Annika Sorenstam knew for weeks, maybe months, she was going to announce her retirement from competitive golf at the end of the LPGA Tour season. She also knew she would make the announcement a couple days after the Michelob Ultra Open, a tournament she badly wanted to win to help symbolize her decision to go out on top.
Sorenstam, 37, did just that, winning her 72nd career LPGA Tour event Sunday and announcing yesterday she will step away from the game she dominated for eight years to start a family and devote more time to her foundation and other outside activities, such as clothing and course design.
"This is obviously a very difficult decision for me to make because I love this game so much," Sorenstam said at a news conference at the Sybase Classic in Clifton, N.J. "But I know this is the right one."

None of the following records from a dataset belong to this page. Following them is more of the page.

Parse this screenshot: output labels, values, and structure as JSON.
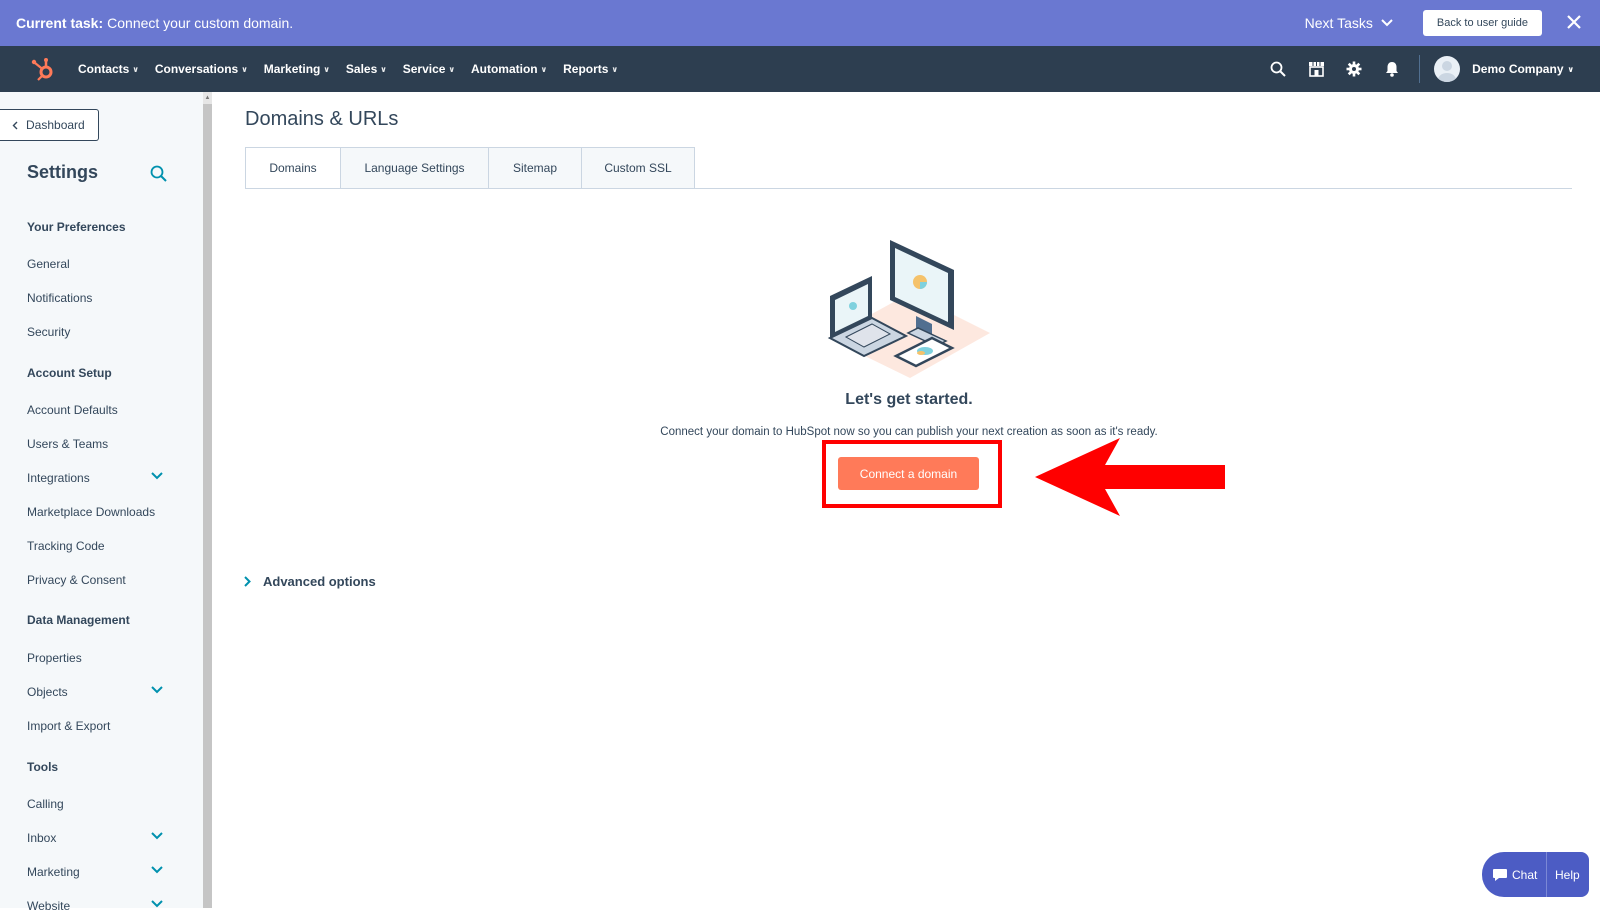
{
  "task_banner": {
    "label": "Current task:",
    "text": "Connect your custom domain.",
    "next_tasks": "Next Tasks",
    "back_button": "Back to user guide"
  },
  "topnav": {
    "items": [
      {
        "label": "Contacts"
      },
      {
        "label": "Conversations"
      },
      {
        "label": "Marketing"
      },
      {
        "label": "Sales"
      },
      {
        "label": "Service"
      },
      {
        "label": "Automation"
      },
      {
        "label": "Reports"
      }
    ],
    "account": "Demo Company"
  },
  "sidebar": {
    "dashboard_button": "Dashboard",
    "title": "Settings",
    "sections": {
      "preferences": "Your Preferences",
      "general": "General",
      "notifications": "Notifications",
      "security": "Security",
      "account_setup": "Account Setup",
      "account_defaults": "Account Defaults",
      "users_teams": "Users & Teams",
      "integrations": "Integrations",
      "marketplace": "Marketplace Downloads",
      "tracking": "Tracking Code",
      "privacy": "Privacy & Consent",
      "data_mgmt": "Data Management",
      "properties": "Properties",
      "objects": "Objects",
      "import_export": "Import & Export",
      "tools": "Tools",
      "calling": "Calling",
      "inbox": "Inbox",
      "marketing": "Marketing",
      "website": "Website"
    }
  },
  "main": {
    "title": "Domains & URLs",
    "tabs": [
      {
        "label": "Domains"
      },
      {
        "label": "Language Settings"
      },
      {
        "label": "Sitemap"
      },
      {
        "label": "Custom SSL"
      }
    ],
    "empty_state": {
      "heading": "Let's get started.",
      "description": "Connect your domain to HubSpot now so you can publish your next creation as soon as it's ready.",
      "button": "Connect a domain"
    },
    "advanced_options": "Advanced options"
  },
  "chat": {
    "chat_label": "Chat",
    "help_label": "Help"
  },
  "colors": {
    "banner": "#6a78d1",
    "nav": "#2d3e50",
    "primary_button": "#ff7a59",
    "annotation": "#ff0000"
  }
}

Sorenstam is engaged to Mike McGee, son of former PGA Tour and Champions Tour player Jerry McGee, who lives in East Palestine, Ohio. The couple will be married in January.

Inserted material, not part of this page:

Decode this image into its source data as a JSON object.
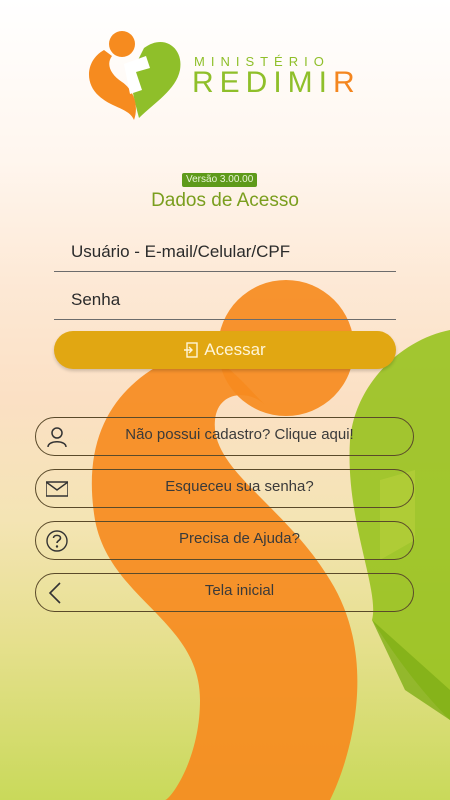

Sorenstam has been to East Palestine on at least three occasions, most recently when her fiance's grandfather died.
"That's why last week was so important to her -- she was gearing for that tournament for a long, long time because she had planned to make the announcement this week," Jerry McGee said yesterday from his home. "She felt if she went out and didn't win, everybody would say [she's retiring] because she couldn't beat Lorena [Ochoa].
"That's why it was such an emotional week for her and my son. That's why it's incredible she did that with all that pressure on her. Now she can go out on her own terms. Not very often you get to write your own ending."
Sorenstam had been the No. 1 player on the LPGA Tour for years until she was supplanted last year by Ochoa. She has been the leading money winner and player of the year eight times and won 10 major championships in her career on the LPGA Tour. In 2003, she became the first female in 58 years to play on the PGA Tour when she competed in the Colonial Invitational.
"I have other priorities in my life," Sorenstam said. "I have a lot of dreams I want to fulfill, I want to live. I am very proud of what I have achieved. Golf has been good to me. I have achieved more than I ever thought I would. It's been fun."